Historians typically do the following:
Historians conduct research and analysis for governments, businesses, individuals, nonprofits, historical associations, and other organizations. They use a variety of sources in their work, including government and institutional records, newspapers, photographs, interviews, films, and unpublished manuscripts, such as personal diaries, letters, and other primary source documents. They also may process, catalog, and archive these documents and artifacts.
Many historians present and interpret history in order to inform or build upon public knowledge of past events. They often trace and build a historical profile of a particular person, area, idea, organization, or event. Once their research is complete, they present their findings through articles, books, reports, exhibits, websites, and educational programs.
In government, some historians conduct research to provide information on specific events or groups. Many write about the history of a particular government agency, activity, or program, such as a military operation or space missions. For example, they may research the people and events related to Operation Desert Storm.
In historical associations, historians may work with archivists, curators, and museum workers to preserve artifacts and explain the historical significance of a wide variety of subjects, such as historic buildings, religious groups, and battlegrounds. Workers with a background in history also may go into one of these occupations.
Historians need a master’s degree or Ph.D. for most positions. Many historians have a master’s degree in history or public history. Others complete degrees in related fields, such as museum studies, historical preservation, or archival management.

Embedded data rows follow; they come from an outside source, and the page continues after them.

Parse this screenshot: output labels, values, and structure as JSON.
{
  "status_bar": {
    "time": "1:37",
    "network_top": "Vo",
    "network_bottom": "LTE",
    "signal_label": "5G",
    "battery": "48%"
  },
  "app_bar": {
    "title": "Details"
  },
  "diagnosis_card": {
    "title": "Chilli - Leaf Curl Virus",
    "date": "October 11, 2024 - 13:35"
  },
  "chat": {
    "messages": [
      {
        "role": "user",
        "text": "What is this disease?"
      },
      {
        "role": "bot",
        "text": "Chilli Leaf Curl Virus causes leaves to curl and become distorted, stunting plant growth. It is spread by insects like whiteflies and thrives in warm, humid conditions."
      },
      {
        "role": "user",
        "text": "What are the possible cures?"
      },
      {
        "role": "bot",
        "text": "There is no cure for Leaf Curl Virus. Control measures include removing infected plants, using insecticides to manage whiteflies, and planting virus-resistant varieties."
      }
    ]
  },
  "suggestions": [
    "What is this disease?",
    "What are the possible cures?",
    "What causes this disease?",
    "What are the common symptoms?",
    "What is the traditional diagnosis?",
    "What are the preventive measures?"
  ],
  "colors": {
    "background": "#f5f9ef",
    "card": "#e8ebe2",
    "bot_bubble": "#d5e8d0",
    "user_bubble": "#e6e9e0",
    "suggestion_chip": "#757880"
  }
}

In addition to coursework, most master’s programs in public history and similar fields require an internship as part of the curriculum.
Research positions within the federal government and positions in academia typically require a Ph.D. Students in history Ph.D. programs usually concentrate in a specific area of history. Possible specializations include a particular country or region, period, or field, such as social, political, or cultural history.
Candidates with a bachelor’s degree in history may qualify for entry-level positions at museums, historical associations, or other small organizations. However, most bachelor’s degree holders usually work outside of traditional historian jobs—for example, jobs in education, communications, law, business, publishing, or journalism.